Même si les employés admettent que les rencontres individuelles se sont bien déroulées, ceci n’empêche pas le fait que la majorité des employés ont trouvé pénibles de subir cette décision, n’ayant aucun pouvoir sur celle-ci et n’étant pas en mesure d’exprimer leur opinion. En effet, tel que souligné par les employés interviewés, les employés ne voulaient pas quitter l’institution financière et réagissaient fortement à cette décision. Ils prenaient celle-ci de façon très personnelle et avaient l’impression d’une trahison de sa part, ce qui rendait le climat très tendu.

« Y en a qui sont…y en a qui ont pris ça, oui, très personnel…c’est comme…c’est comme pôpa pis môman y me mettent dehors… (…) À ce point là là. Tsé le lien de confiance s’est coupé. Tsé pour eux autres, l’ [entreprise « source »] c’était leur entreprise, y finissaient leurs jours avec l’[entreprise « source »], y prenaient leur retraite, c’était…tsé…pis là du jour au lendemain…Plung!! Y en a qui ont pris ça très dur » (Employé 4 ; p.8).

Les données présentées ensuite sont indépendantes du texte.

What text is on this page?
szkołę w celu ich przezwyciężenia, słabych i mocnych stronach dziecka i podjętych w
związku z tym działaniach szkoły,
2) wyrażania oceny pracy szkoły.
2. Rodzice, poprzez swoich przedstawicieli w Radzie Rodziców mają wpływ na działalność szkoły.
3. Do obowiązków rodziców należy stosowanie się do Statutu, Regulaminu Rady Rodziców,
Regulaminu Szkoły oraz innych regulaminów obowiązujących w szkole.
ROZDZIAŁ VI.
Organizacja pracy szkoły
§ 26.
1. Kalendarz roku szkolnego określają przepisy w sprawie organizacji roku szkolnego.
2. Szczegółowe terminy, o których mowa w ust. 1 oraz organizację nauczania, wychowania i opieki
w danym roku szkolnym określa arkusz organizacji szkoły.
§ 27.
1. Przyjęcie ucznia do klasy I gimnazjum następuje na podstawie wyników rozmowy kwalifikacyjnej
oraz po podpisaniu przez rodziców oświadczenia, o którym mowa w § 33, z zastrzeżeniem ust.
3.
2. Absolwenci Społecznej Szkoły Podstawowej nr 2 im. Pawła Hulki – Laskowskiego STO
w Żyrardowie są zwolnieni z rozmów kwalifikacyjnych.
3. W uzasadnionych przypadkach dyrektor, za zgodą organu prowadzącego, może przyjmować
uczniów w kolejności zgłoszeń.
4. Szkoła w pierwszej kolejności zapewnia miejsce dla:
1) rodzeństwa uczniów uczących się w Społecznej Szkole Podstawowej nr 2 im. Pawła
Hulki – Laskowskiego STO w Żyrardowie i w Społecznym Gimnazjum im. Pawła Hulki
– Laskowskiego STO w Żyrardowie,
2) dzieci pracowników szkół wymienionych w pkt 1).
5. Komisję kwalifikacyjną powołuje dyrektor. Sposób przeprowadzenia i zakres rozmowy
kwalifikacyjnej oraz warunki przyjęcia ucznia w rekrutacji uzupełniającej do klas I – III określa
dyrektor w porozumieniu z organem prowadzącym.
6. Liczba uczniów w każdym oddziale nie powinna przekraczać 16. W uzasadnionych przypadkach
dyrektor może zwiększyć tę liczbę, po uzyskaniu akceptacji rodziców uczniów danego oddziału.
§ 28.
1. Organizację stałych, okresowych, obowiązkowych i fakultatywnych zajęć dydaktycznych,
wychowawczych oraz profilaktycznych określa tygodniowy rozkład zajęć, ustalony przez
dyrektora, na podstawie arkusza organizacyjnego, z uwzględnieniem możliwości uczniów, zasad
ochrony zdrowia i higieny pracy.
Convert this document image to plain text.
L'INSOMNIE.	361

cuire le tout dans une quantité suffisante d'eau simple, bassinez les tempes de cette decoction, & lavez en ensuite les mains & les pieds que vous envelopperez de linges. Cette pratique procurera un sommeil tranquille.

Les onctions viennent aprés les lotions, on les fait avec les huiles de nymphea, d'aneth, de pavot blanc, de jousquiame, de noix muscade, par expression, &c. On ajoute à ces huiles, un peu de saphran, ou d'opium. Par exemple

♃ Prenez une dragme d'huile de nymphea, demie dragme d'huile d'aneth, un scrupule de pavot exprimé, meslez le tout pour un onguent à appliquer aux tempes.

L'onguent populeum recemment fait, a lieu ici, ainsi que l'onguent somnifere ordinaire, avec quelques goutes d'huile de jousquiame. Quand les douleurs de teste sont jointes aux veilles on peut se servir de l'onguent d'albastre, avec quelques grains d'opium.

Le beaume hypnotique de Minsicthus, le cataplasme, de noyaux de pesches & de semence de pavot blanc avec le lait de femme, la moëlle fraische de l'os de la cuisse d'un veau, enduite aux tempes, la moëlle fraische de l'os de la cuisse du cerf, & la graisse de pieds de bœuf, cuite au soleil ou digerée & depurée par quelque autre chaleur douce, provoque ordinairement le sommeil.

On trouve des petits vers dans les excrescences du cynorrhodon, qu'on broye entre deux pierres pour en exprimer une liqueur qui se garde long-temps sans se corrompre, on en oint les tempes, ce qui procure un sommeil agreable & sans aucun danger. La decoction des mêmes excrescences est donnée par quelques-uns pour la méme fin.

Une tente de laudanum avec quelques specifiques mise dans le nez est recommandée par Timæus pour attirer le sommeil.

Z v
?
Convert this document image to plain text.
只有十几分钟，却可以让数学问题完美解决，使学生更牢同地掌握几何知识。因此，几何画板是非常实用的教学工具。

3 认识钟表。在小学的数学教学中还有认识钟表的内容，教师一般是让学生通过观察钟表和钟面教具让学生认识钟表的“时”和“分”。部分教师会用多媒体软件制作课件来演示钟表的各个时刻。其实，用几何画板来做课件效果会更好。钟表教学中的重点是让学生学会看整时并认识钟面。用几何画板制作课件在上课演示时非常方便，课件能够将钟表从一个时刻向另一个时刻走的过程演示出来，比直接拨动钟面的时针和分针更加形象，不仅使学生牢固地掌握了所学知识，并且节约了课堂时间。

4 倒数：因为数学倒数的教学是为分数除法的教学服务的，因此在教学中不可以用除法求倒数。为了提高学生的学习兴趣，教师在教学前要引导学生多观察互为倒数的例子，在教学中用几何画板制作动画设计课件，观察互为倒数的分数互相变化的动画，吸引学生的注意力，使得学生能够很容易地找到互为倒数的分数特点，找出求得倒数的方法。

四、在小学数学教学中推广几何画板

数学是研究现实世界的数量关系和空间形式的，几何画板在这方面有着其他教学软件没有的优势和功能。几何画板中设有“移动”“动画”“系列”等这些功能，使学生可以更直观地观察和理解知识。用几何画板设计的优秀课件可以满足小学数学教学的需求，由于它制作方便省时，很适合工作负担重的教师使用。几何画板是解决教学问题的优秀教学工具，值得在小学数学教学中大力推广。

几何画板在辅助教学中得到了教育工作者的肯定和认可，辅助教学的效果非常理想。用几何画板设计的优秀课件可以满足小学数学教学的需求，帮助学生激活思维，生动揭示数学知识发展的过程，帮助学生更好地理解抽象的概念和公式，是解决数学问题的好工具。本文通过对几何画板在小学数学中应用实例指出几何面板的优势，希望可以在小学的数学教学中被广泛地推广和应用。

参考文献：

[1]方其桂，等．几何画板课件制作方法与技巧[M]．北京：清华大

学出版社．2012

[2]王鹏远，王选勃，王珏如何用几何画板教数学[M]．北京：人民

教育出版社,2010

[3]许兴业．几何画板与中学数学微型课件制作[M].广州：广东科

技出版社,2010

Selon les employés interviewés, la plupart des collègues transférés se sont sentis trahis et ne voulaient pas quitter l’institution financière. En effet, un seul employé interviewé s’est dit content d’apprendre qu’un transfert d’entreprise s’accomplirait. Celui-ci y voyait de meilleures opportunités de travail, de nouveaux défis qui se présenteraient à lui. À travers cette impartition, il y avait du positif pour lui et il éprouvait un réel désir de travailler pour une entreprise spécialisée en TI.

« Moi ça me tentait, mais j’dois dire que j’étais quasiment un des seuls (…) Mais les gens avaient beaucoup beaucoup de craintes à transférer

d’une entreprise à l’autre parce qu’on était bien encadrés, bien entourés chez l’[entreprise « source »], c’est quelqu’un qui prend soin de son personnel etc. Mais moi je regardais plus personnellement, pour moi c’était plus…pour les opportunités de travail qui se présentaient […] Moi j’ai embarqué vraiment dans le bateau pis j’étais positif […] J’pense qui avait pas grand monde comme moi, mais dans ma tête là, ouais, j’voyais ça comme une opportunité […] » (Employé 3; p.7).

Ce genre de discours chez les employés qui se voyaient transférés était donc présent, mais plutôt rare. Bref, les employés interviewés évaluent globalement que l’institution financière a bien géré le dossier d’impartition quant à la façon dont ils ont annoncé le choix du fournisseur aux employés transférés, le support qui leur a été offert ainsi qu’en ce qui a trait aux rencontres individuelles. Par contre, malgré toutes ces précautions le climat était tout de même tendu tout au long de la négociation. Les employés étaient stressés, insécures et préoccupés par toute cette réorganisation.